The fact that confidence levels across businesses serving the public sector are significantly lower than the average of all businesses is likely to be a reflection of worries about the potential impact of government spending cuts on business opportunities across the UK.
 
The smallest businesses (with a turnover of under £1 million) saw confidence slip, albeit by just one percentage point, to ten per cent, though that level is significantly above lows plumbed in 2008.
 
A new North-South divide?
Despite the apparent strengthening of confidence amongst manufacturers, overall fears of a slowdown in domestic demand are hitting the UK’s manufacturing heartlands, perhaps a reflection of the importance of the public sector to the economy of these regions. Confidence levels are weakest in the West Midlands (a ten per cent balance), with Wales, Scotland and Northern England all registering similarly low levels, compared to relatively strong confidence levels in London and the South East (balances of 25 per cent).
 
However, expectations for export sales are strongest in those areas struggling with domestic demand – a further indication that firms are resting hopes on overseas markets where demand at home is seen to be weak.

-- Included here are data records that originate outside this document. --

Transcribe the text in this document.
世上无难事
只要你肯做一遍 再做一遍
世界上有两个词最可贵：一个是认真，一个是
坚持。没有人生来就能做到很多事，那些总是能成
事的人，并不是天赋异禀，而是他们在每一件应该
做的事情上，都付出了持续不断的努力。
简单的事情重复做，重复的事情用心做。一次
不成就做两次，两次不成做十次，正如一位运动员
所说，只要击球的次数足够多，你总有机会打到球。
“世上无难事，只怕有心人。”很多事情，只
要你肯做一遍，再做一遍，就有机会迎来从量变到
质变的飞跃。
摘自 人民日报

The balance of firms expecting to grow exports over the coming six months is 57 per cent in Scotland, 48 per cent in Yorkshire and 46 per cent in Wales.  
 
Impact on investment
Businesses lack of confidence in prospects for domestic demand is having a knock on effect on their plans for the coming year. While the balance of firms expecting to be able to boost investment has improved dramatically (from -20 per cent to -5 per cent) since June 2008, it remains firmly below the long term average. Businesses are toeing a cautious line, given ongoing fears about economic stability.
 
Other factors that have caused firms to keep the brakes on investments spending include weak profits and excess capacity – both reflections that demand remains an issue for many firms.
  
Trevor Williams, Chief Economist, Wholesale Markets said: “The UK is on the road to recovery, led by improvements in business confidence. Export sales, in particular, have risen strongly, helped by the rebound in global demand as well as the sustained fall in the pound.
 
“The question now is how this renewed confidence will shape the recovery. History tells us that emerging from recession is not always a smooth ride, and we should not expect the coming months to be easy. However, if confidence holds up, we should avoid the double dip that many have feared.”